Non deve inoltre sfuggire come gli indicati criteri di redazione dei verbali pongano il difensore in una difficile se non impossibile individuazione delle conversazioni favorevoli o utili alla difesa. E’ vero che il precetto normativo impone all’ufficiale operante di segnalare anche i dialoghi a favore dell’indagato ma, è noto, come tale dovere spesso e volentieri rimanga sulla carta. Il tutto viene reso più complesso dall’immediata trasmissione del materiale d’intercettazione al P.M. per la conservazione nell’archivio riservato a cui il difensore può accedere entro una tempistica indicata dall’organo di accusa ma solo per procedere alla consultazione, con esclusione del diritto di copia. Scaduto tale termine il giudice “dispone l’acquisizione delle conversazioni” che non «appaiono irrilevanti».

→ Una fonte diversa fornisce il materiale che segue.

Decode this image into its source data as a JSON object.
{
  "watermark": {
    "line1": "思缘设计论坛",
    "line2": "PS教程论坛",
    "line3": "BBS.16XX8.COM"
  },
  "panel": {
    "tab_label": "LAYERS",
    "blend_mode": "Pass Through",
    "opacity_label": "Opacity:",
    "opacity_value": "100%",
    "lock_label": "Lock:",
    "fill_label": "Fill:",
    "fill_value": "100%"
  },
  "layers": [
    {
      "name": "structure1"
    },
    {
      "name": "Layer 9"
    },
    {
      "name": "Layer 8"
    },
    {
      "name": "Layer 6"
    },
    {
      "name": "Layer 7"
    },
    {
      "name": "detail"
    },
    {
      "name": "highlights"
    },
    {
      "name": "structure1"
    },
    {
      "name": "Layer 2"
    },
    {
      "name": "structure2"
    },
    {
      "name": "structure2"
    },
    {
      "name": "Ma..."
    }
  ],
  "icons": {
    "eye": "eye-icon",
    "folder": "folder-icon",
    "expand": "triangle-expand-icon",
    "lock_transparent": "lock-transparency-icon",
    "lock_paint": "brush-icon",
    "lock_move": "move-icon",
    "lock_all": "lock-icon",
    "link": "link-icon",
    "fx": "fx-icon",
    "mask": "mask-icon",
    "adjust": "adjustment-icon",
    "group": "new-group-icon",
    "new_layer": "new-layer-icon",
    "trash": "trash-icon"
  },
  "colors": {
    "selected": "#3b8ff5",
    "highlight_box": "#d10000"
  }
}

La procedura coniata non fa i conti con la quantità di intercettazioni che usualmente è presente nei processi, oltre che con le problematiche più strettamente operative di accesso all’archivio riservato. La situazione pone il difensore nella impossibilità di una consapevole valutazione del materiale di intercettazione e quindi, per forza di cose, il suo intervento non potrà mai essere «effettivo» con il risultato che, di fatto, la selezione preventiva operata dal P.M. costituirà la base del confronto innanzi al giudice. Contesto che affida ad un organo parte l’attività di cernita posto che è l’unico a conoscere dettagliatamente i contenuti delle intercettazioni. Il rilievo rimanda anche all’inefficacia di un potere di controllo del giudice posto che anch’esso, similmente al difensore, deve in tempi brevi e senza l’ausilio di un verbale di intercettazioni completo giudicare la rilevanza delle stesse; giudizio che, prevedibilmente, si adagerà sulla preselezione operata dal P.M..

In tal modo, però, si inverte il rapporto controllore-controllato, l’organo della giurisdizione di fatto, nel suo operare, è assoggettato a quello dell’azione. In sostanza per tutelare la privacy non si è ritenuto di agire in via repressiva nei confronti di chi viola il segreto o il divieto di pubblicazione ma si è preferito neutralizzare i diritti della difesa e la stessa possibilità di un concreto controllo giurisdizionale. A tal fine sarebbe forse stato più opportuno includere nella sfera di responsabilità amministrativa dell’Ente il reato di cui all’art. 684 c.p. nella consapevolezza che la stampa è sacra ma solo se rispetta le regole e non vìola la presunzione di innocenza.